Asthma is a chronic illness and source of significant morbidity and mortality. Longitudinal data suggest that the pattern of asthma that is present in late childhood typically persists through to adulthood.[4]

See Asthma in adults.

Severe asthma symptoms (4.3% age 6-7 years; 4.9% age 13-14 years), exercise-associated wheeze (6.4% age 6-7 years; 18.2% age 13-14 years), and nocturnal cough (24.8% age 6-7 years; 30.3% age 13-14 years), which are indicative of poor control, remain prevalent symptoms in children.[4] Poorly controlled asthma and recent exacerbations are risk factors for further exacerbations and increased morbidity.[1]

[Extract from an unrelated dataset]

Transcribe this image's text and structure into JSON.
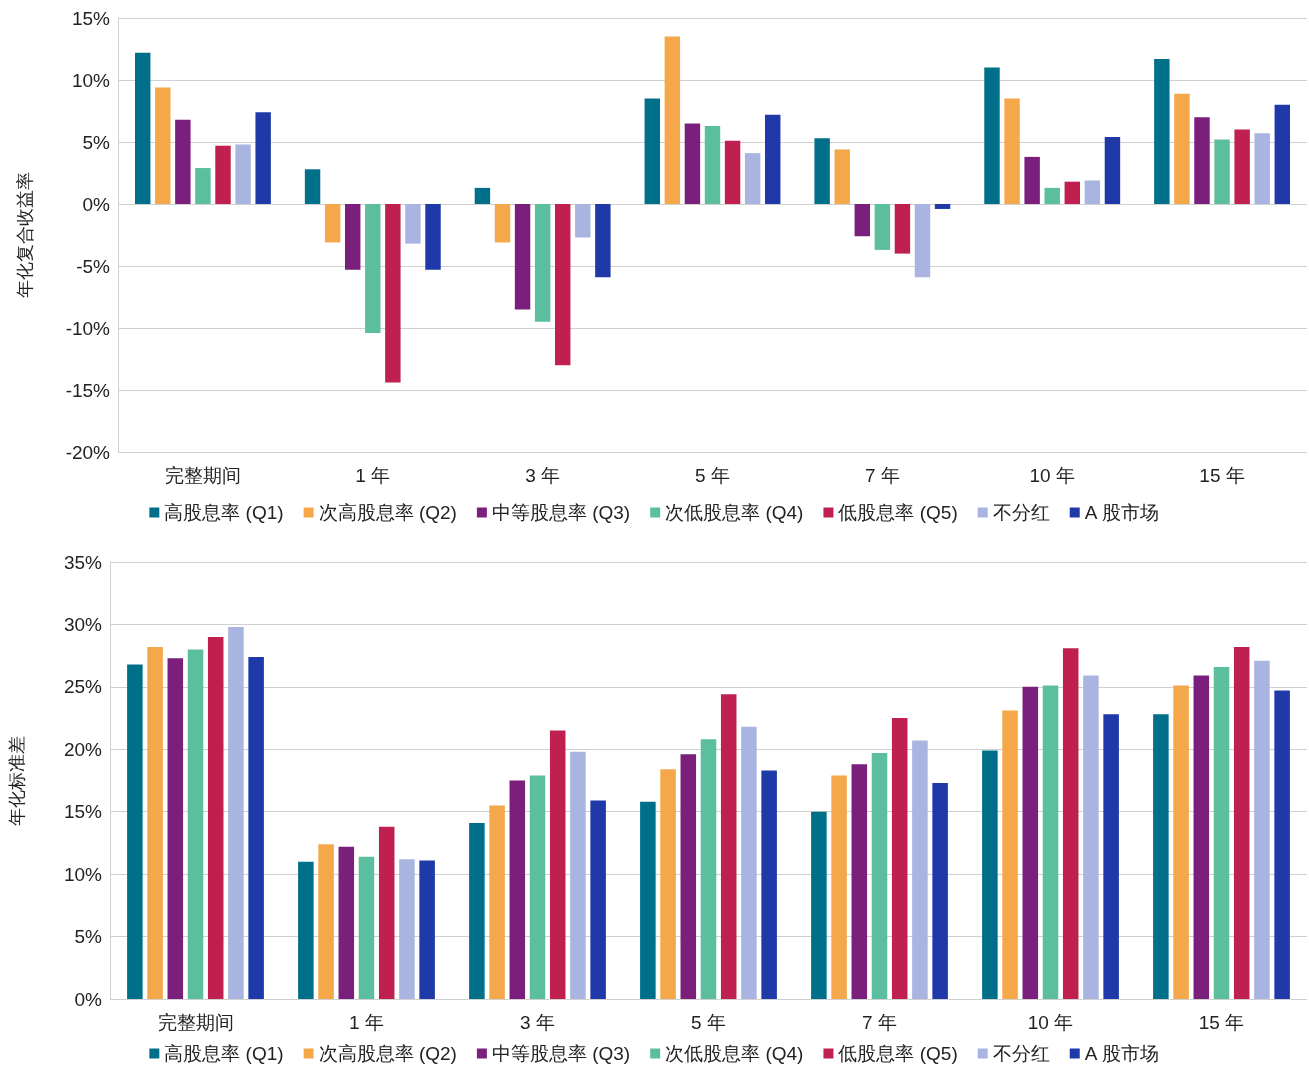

Some cohort studies have found that the risk of chronic obstructive pulmonary disease in later life is greater in those with a past history of childhood persistent asthma.[245][246][247]​​

Mortality

The life expectancy of those with well-controlled childhood asthma is equivalent to that of the general population. In the US, the estimated overall mortality rates for asthma in children are:[6]​ 

  • 2.0 per million overall for age <18 years, but higher among males (2.4 per million) than among females (1.6 per million)

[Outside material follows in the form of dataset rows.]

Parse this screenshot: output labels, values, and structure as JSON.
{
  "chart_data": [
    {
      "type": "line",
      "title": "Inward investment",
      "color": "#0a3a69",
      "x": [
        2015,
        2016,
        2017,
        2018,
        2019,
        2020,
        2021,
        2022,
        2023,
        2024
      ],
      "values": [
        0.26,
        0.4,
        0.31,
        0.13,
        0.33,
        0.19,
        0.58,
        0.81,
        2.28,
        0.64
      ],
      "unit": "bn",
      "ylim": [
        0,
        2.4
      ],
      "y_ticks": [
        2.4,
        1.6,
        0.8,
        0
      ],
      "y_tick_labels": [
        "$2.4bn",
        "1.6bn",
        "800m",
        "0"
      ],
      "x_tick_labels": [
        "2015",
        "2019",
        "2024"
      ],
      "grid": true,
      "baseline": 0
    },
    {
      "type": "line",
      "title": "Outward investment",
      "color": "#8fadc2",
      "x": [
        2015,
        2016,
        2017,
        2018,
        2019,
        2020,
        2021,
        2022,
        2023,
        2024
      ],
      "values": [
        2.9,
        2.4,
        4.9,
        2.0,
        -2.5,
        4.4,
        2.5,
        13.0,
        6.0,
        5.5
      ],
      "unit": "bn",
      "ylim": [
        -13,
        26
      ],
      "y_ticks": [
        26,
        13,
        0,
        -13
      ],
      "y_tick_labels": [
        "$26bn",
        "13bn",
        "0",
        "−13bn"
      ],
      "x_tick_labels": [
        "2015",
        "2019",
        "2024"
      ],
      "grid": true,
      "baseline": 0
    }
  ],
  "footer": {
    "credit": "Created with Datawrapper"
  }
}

  • 1.4 per million among children ages 0-4 years

  • 2.4 per million among children ages 5 -11 years

  • 2.0 per million among children ages 12-17 years

There is significant variability by race/ethnicity in the US:[6]

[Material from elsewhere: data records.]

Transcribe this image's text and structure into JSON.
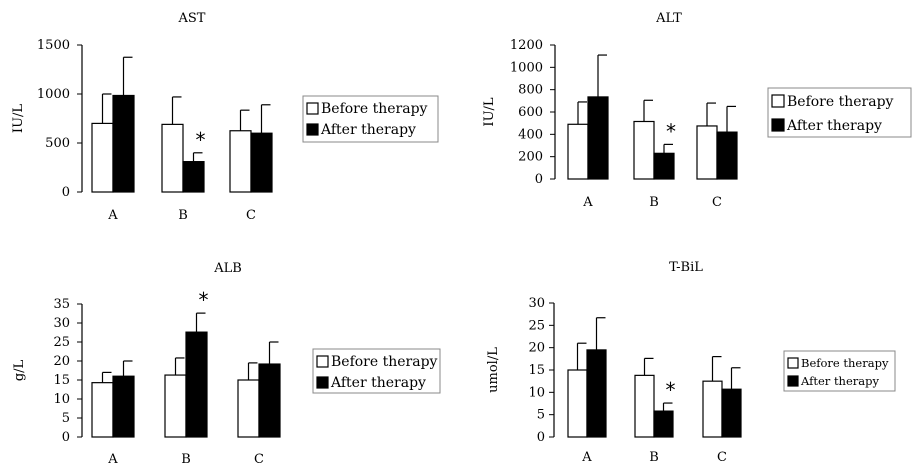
{
  "colors": {
    "before": "#ffffff",
    "after": "#000000",
    "stroke": "#000000"
  },
  "chart_data": [
    {
      "type": "bar",
      "title": "AST",
      "ylabel": "IU/L",
      "ylim": [
        0,
        1500
      ],
      "yticks": [
        "0",
        "500",
        "1000",
        "1500"
      ],
      "categories": [
        "A",
        "B",
        "C"
      ],
      "series": [
        {
          "name": "Before therapy",
          "values": [
            700,
            690,
            625
          ],
          "errors": [
            300,
            280,
            210
          ]
        },
        {
          "name": "After therapy",
          "values": [
            985,
            310,
            600
          ],
          "errors": [
            390,
            90,
            290
          ]
        }
      ],
      "significance": [
        "",
        "*",
        ""
      ],
      "legend": "right"
    },
    {
      "type": "bar",
      "title": "ALT",
      "ylabel": "IU/L",
      "ylim": [
        0,
        1200
      ],
      "yticks": [
        "0",
        "200",
        "400",
        "600",
        "800",
        "1000",
        "1200"
      ],
      "categories": [
        "A",
        "B",
        "C"
      ],
      "series": [
        {
          "name": "Before therapy",
          "values": [
            490,
            515,
            475
          ],
          "errors": [
            200,
            190,
            205
          ]
        },
        {
          "name": "After therapy",
          "values": [
            735,
            230,
            420
          ],
          "errors": [
            375,
            80,
            230
          ]
        }
      ],
      "significance": [
        "",
        "*",
        ""
      ],
      "legend": "right"
    },
    {
      "type": "bar",
      "title": "ALB",
      "ylabel": "g/L",
      "ylim": [
        0,
        35
      ],
      "yticks": [
        "0",
        "5",
        "10",
        "15",
        "20",
        "25",
        "30",
        "35"
      ],
      "categories": [
        "A",
        "B",
        "C"
      ],
      "series": [
        {
          "name": "Before therapy",
          "values": [
            14.3,
            16.3,
            15
          ],
          "errors": [
            2.7,
            4.5,
            4.5
          ]
        },
        {
          "name": "After therapy",
          "values": [
            16,
            27.6,
            19.2
          ],
          "errors": [
            4,
            5,
            5.8
          ]
        }
      ],
      "significance": [
        "",
        "*",
        ""
      ],
      "legend": "right"
    },
    {
      "type": "bar",
      "title": "T-BiL",
      "ylabel": "umol/L",
      "ylim": [
        0,
        30
      ],
      "yticks": [
        "0",
        "5",
        "10",
        "15",
        "20",
        "25",
        "30"
      ],
      "categories": [
        "A",
        "B",
        "C"
      ],
      "series": [
        {
          "name": "Before therapy",
          "values": [
            15,
            13.8,
            12.5
          ],
          "errors": [
            6,
            3.8,
            5.5
          ]
        },
        {
          "name": "After therapy",
          "values": [
            19.5,
            5.8,
            10.7
          ],
          "errors": [
            7.2,
            1.8,
            4.8
          ]
        }
      ],
      "significance": [
        "",
        "*",
        ""
      ],
      "legend": "right"
    }
  ]
}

  • 1.0 per million among white non-Hispanic children

  • 1.4 per million among Hispanic children

  • 7.7 per million among black non-Hispanic children

Remission

Remission is possible either on treatment (ICS, biologics, allergen immunotherapies) or off treatment.[1][248]

Patients meeting the following criteria over a 12-month period (including those receiving monoclonal antibody therapy) may be considered in remission:[249]

  • No exacerbations

  • No missed work or school

  • Stable and optimized pulmonary function results on ≥2 measurements

  • Continued use of controller therapies, only at low-medium dose of ICS, or less

  • Asthma Control Test >20, Asthma Impairment and Risk Questionnaire <2, or Asthma Control Questionnaire <0.75 on ≥2 measurements

  • Symptoms requiring 1-time reliever therapy no more than once a month

It should be noted that remission is not cure, and that asthma may recur later in life.[1] 

This is a topic of ongoing debate.

Impact of corticosteroid therapy

The benefits of inhaled corticosteroid (ICS) use for asthma control are generally considered to outweigh the potential adverse effects.[161] 

Regular use has negative effects on short-term linear growth, particularly at higher doses. A transient slowing in height velocity may occur and affect final adult height.[168][250][251]​​​​ Prospective cohort studies indicate that early life exposure to ICS, before age 6 years, is associated with reduced height but no change in bone density during continued therapy.[172]​ The benefit attributable to use of ICS may exceed the potential risk of a relatively small suppression in linear growth in children with asthma. [161][173]

Oral corticosteroid use is more frequently associated with hypothalamic-pituitary axis suppression, growth retardation, and weight gain.[179][180]​ Adrenal insufficiency is a potential complication with high cumulative doses of ICS.[174][175]